Stanford Law School Dean Jenny S. Martinez:
I want to set expectations clearly going forward: our commitment to diversity, equity, and inclusion is not going to take the form of having the school administration announce institutional positions on a wide range of current social and political issues, make frequent institutional statements about current news events, or exclude or condemn speakers who hold views on social and political issues with whom some or even many in our community disagree. I believe that focus on these types of actions as the hallmark of an “inclusive” environment can lead to creating and enforcing an institutional orthodoxy that is not only at odds with our core commitment to academic freedom, but also that would create an echo chamber that ill prepares students to go out into and act as effective advocates in a society that disagrees about many important issues. Some students might feel that some points should not be up for argument and therefore that they should not bear the responsibility of arguing them (or even hearing arguments about them), but however appealing that position might be in some other context, it is incompatible with the training that must be delivered in a law school. Law students are entering a profession in which their job is to make arguments on behalf of clients whose very lives may depend on their professional skill. Just as doctors in training must learn to face suffering and death and respond in their professional role, lawyers in training must learn to confront injustice or views they don’t agree with and respond as attorneys.
Law is a mediating device for difference.
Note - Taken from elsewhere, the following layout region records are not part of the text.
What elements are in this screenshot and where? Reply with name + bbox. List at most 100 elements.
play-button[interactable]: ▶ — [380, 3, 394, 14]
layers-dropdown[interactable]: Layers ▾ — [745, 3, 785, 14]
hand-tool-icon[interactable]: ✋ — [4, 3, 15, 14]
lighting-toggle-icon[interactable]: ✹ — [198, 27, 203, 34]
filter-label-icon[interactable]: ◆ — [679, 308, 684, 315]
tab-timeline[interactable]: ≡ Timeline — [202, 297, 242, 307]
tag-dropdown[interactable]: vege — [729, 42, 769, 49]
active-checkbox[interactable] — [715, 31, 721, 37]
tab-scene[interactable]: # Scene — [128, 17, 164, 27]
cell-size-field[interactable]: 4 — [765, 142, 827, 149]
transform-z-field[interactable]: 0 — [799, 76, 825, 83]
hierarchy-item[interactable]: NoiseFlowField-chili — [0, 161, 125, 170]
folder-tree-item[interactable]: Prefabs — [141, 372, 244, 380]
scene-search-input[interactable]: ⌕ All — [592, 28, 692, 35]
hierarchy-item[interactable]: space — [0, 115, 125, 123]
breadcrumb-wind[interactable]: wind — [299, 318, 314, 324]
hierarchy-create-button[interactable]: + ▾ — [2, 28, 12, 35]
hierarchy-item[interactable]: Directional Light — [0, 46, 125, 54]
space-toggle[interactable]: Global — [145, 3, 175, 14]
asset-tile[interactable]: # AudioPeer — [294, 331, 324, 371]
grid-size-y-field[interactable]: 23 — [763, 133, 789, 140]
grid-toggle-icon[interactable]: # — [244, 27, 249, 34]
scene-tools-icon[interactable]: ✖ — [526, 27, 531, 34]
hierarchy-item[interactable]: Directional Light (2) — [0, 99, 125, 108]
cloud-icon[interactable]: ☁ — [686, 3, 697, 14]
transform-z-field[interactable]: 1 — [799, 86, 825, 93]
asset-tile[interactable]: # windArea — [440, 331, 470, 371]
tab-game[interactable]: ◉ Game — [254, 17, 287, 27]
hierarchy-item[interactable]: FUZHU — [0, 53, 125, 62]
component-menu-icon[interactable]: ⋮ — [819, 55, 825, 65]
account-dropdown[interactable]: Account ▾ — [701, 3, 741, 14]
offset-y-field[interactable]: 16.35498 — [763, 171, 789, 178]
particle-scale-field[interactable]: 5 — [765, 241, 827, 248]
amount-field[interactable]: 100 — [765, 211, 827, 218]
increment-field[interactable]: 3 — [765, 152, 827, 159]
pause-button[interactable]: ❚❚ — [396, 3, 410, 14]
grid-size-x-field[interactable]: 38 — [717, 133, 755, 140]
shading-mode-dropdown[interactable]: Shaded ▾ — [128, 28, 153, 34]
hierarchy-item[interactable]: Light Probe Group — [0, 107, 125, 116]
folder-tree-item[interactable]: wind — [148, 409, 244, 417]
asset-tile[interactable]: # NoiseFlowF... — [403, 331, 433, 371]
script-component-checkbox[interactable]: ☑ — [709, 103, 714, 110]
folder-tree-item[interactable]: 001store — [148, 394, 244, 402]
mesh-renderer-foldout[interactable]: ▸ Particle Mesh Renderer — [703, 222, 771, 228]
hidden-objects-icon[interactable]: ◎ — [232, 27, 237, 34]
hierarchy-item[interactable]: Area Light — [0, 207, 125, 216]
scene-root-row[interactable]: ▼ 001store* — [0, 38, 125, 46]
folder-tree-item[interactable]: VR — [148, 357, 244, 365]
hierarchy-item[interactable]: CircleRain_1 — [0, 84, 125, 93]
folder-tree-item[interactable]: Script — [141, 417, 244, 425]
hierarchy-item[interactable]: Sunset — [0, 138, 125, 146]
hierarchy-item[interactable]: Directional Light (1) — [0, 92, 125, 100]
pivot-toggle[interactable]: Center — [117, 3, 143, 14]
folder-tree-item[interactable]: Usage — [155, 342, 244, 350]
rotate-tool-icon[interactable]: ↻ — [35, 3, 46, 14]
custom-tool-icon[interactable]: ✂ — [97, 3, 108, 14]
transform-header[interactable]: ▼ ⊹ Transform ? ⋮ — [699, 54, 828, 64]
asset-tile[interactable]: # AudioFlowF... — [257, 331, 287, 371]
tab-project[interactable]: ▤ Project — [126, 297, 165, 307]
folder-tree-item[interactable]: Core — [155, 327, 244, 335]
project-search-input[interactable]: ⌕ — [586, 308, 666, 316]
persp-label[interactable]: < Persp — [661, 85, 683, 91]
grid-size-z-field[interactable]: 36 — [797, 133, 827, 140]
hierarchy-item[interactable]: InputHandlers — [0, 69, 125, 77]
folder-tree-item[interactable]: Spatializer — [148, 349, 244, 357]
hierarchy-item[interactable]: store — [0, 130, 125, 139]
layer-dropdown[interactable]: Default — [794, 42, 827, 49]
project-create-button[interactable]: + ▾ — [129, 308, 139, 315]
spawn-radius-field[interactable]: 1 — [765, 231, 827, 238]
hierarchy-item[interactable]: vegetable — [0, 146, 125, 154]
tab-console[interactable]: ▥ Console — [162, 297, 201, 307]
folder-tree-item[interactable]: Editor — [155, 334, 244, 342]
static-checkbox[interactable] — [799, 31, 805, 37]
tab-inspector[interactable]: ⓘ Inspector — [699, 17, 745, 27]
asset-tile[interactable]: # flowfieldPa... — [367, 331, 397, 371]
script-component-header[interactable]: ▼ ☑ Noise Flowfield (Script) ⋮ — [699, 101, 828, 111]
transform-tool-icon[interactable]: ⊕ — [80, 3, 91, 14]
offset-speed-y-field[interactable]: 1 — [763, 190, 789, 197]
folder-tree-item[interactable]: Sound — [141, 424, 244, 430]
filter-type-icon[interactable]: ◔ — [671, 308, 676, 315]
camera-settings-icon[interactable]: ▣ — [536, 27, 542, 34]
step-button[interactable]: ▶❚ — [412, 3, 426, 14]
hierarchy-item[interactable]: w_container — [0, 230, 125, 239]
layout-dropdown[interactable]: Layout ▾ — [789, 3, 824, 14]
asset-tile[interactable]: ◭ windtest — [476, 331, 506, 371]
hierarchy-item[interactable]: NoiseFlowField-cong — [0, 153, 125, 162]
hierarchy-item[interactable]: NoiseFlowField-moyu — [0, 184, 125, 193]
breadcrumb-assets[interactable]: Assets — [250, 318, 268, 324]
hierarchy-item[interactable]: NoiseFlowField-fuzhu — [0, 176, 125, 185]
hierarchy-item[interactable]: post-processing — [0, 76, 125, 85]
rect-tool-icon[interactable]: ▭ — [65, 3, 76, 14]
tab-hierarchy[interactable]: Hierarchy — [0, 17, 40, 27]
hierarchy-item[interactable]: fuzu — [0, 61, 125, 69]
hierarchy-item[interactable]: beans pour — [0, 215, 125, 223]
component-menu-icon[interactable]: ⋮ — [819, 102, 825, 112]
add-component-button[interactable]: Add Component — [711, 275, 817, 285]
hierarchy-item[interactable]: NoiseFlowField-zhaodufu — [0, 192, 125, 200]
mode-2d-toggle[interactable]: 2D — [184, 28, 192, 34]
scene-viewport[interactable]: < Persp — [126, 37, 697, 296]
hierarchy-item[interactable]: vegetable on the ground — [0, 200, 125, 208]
It therefore reflects all the heat of controversy, all the pain and suffering, and all the deeply felt moral urgency of our differences in position, power, and cherished principles. Knowing all of this, I believe we cannot function as a law school from the premise that appears to have animated the disruption of Judge Duncan’s remarks -- that speakers, texts, or ideas believed by some to be harmful inflict a new impermissible harm justifying a heckler’s veto simply because they are present on this campus, raised in legally protected speech, and made an object of inquiry. Naming perceived harm, exploring it, and debating solutions with people who disagree about the nature and fact of the harm or the correct solutions are the very essence of legal work. Lively, candid, civil, and evidence-based discourse in disagreement is not just positive for our community, constituted as it is in difference, it is a professional duty. Observance of this duty matters most, not least, when we are convinced that others haven’t.
I think Dean Martinez has navigated this mine field about as well as it could be navigated, and in the process has made some vital salient points about the nature of legal education — and of true education more generally.